The King bowed and withdrew, leaving Hugh alone with the distinct impression that he had better not take a single moment to wonder what was happening to him.

He stripped out of his pajamas and ran water from both taps until they ran clear after twin bursts of rust. The soap was an antique yellow sliver, but he used it sparingly, and it almost lasted till the end. It was quite some time before he felt he was really clean.   He sponged himself with a washcloth that hung from a rack by the sink, then dried with a towel hanging from a peg. A black plastic comb sat on the rim of the sink, and as he lifted it, he became transfixed by the sight of one golden hair tangled in its broken black teeth. He set it down, feeling that to run it through his hair would have been like brushing his teeth with a stranger’s toothbrush.

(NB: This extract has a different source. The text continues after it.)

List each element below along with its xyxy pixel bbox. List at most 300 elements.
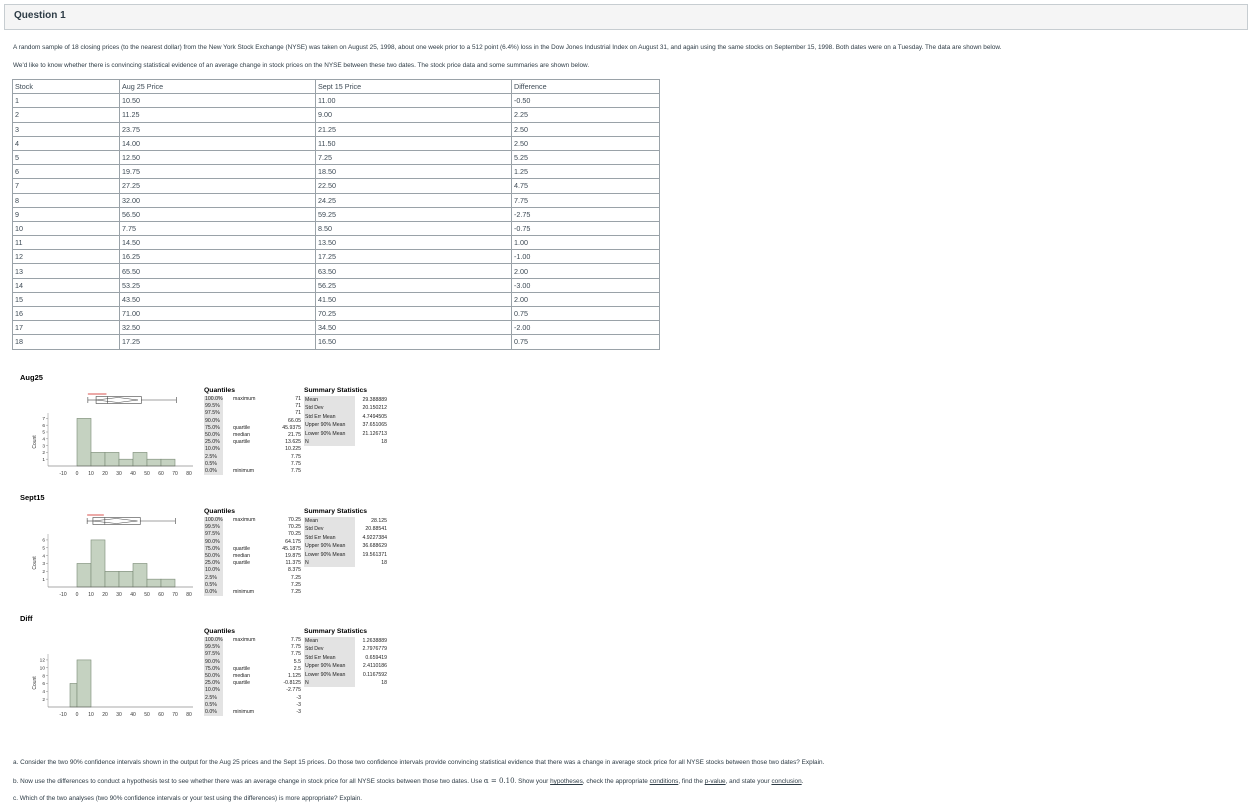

The clothes smelled of cinnamon and cloves, and were surprisingly soft, although ragged. As the King predicted, they all fit, though the pants were large in the waist. He used a coil of soft cotton rope, discovered in a drawer, to belt them. A jacket hung on the back of the door. Last of all, he settled the cap on his head to hide his bedraggled curls, and found that fit him too.

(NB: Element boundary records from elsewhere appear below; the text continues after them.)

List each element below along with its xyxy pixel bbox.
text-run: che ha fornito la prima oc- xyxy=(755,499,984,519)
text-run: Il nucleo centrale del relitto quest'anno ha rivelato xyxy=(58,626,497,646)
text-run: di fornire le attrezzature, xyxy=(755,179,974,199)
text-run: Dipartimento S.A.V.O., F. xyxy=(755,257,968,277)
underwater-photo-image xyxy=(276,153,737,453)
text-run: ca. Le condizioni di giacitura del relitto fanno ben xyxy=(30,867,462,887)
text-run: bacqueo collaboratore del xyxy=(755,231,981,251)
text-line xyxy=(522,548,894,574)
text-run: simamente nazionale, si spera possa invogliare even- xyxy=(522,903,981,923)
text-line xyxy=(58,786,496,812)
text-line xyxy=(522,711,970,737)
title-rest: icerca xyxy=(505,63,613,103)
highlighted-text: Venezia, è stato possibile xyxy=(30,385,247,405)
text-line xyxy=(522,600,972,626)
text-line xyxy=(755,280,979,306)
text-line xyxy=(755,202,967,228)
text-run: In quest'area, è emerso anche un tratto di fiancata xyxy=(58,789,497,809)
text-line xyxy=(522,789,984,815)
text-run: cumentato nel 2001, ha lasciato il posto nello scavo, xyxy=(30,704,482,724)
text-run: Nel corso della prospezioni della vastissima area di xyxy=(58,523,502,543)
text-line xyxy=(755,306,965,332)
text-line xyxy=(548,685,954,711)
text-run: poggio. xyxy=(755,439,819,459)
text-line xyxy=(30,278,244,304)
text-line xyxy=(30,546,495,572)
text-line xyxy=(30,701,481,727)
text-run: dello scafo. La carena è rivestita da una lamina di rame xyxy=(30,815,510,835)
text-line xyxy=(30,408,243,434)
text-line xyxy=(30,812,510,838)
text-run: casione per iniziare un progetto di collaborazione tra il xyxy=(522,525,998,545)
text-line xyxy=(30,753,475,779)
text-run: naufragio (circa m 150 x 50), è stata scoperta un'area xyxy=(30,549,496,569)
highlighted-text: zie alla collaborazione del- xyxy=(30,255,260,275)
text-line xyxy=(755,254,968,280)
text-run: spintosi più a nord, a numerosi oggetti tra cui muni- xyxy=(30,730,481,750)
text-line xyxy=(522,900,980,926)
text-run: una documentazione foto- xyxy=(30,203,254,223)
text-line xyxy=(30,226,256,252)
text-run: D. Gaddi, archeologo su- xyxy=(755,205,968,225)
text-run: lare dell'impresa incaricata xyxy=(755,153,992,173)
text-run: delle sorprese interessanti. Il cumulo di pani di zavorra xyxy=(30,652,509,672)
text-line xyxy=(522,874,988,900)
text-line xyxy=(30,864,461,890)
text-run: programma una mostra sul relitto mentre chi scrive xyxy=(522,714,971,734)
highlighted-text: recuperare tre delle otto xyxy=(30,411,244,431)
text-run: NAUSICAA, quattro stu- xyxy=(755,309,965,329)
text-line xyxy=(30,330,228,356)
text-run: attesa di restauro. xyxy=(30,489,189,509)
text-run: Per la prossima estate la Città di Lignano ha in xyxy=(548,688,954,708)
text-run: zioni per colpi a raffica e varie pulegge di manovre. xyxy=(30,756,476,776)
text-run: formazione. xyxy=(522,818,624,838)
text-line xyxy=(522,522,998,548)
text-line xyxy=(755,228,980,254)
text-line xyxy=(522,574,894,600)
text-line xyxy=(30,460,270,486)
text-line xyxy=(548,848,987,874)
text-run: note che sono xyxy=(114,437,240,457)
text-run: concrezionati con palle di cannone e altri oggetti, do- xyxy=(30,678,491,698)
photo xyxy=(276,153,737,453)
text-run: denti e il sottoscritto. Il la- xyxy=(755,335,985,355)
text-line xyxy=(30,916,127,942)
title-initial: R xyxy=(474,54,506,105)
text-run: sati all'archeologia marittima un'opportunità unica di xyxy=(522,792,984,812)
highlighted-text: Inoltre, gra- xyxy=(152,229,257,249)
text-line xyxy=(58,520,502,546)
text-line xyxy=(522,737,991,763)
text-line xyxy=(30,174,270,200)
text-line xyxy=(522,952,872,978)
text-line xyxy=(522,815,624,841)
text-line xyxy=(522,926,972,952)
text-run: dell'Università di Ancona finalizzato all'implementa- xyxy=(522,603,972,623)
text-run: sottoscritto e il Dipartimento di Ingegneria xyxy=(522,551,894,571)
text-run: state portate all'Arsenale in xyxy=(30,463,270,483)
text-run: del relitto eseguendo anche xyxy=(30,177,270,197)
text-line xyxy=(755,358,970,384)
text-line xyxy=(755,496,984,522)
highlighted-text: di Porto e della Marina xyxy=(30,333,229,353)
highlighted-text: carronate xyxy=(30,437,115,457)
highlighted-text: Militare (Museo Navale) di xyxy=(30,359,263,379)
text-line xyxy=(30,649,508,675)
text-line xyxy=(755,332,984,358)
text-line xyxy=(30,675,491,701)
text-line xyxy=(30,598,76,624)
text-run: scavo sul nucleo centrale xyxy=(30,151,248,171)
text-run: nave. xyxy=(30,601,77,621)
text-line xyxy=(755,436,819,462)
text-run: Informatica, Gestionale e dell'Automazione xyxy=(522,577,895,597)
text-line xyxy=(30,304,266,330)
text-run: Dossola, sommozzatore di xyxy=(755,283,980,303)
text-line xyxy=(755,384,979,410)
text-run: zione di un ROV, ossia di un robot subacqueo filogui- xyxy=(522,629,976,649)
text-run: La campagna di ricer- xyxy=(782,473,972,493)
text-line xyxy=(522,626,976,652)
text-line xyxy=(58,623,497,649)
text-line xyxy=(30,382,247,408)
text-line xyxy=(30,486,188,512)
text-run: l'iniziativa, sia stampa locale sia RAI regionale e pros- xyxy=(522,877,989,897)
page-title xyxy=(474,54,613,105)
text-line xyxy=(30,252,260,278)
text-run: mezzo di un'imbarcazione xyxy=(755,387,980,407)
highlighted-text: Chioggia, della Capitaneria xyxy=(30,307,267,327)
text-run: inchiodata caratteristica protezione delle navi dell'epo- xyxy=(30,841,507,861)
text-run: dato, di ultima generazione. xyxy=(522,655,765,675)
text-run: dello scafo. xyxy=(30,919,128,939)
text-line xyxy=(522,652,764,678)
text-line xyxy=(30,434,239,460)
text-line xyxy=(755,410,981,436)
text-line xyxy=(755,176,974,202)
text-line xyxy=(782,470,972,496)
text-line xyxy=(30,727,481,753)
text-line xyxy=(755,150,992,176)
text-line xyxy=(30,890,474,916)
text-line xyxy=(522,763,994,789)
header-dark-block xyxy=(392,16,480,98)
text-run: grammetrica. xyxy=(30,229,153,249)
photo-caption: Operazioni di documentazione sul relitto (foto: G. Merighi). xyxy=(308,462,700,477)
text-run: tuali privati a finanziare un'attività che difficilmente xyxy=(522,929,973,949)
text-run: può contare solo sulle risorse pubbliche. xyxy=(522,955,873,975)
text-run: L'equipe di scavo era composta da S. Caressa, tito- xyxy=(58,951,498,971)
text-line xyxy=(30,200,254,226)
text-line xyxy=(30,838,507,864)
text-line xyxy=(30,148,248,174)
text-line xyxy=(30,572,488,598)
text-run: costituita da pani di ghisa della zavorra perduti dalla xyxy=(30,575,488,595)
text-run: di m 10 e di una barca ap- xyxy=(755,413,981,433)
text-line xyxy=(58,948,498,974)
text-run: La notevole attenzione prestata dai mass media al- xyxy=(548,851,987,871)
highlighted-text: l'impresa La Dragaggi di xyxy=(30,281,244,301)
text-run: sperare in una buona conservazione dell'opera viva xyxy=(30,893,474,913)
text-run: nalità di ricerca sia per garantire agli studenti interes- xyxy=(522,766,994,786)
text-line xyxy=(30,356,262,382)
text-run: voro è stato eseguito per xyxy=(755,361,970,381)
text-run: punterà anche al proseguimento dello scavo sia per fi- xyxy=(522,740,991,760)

Curious about the room’s former occupant, he turned to the books on the bureau. Some were volumes of history, dictionaries, and medical tomes.   The horn-bound books were written by hand, as if copied out by monks, yet appeared to be cookbooks of some sort. Flames and loaves of bread were represented there; minutely observed drawings of exotic herbs and berries. Other of the books proved to be journals. One of these sat by itself in the middle of the desk. He picked it up and opened it to a page marked with a slip of gold foil.

The penmanship was neat and disciplined, yet something about it told him it was a child’s handwriting.

—so much responsibility, thrust on me so fast, and I’m unsure I am worthy of it, tho He thinks I am. I mainly worry how I can continue once He’s gone, as He says He soon must be. He says I have much promise and will have many Helpers and will surely discover my own talent though it seems all hidden now. He says the hands and wisdom of all the Helpers are also mine to command, tho really that does not seem right. Why should anyone should have to do whatever I—

“Little Master, we must be off!”

The door stood open. The King waited expectantly. In the interim, he also had cleaned and groomed himself. Hugh, without a second thought, closed the small journal and slipped it into a pocket of his jacket, feeling as if it belonged there, as if the pocket were stretched in exactly that shape from constant carrying.

He was beginning to feel very odd indeed.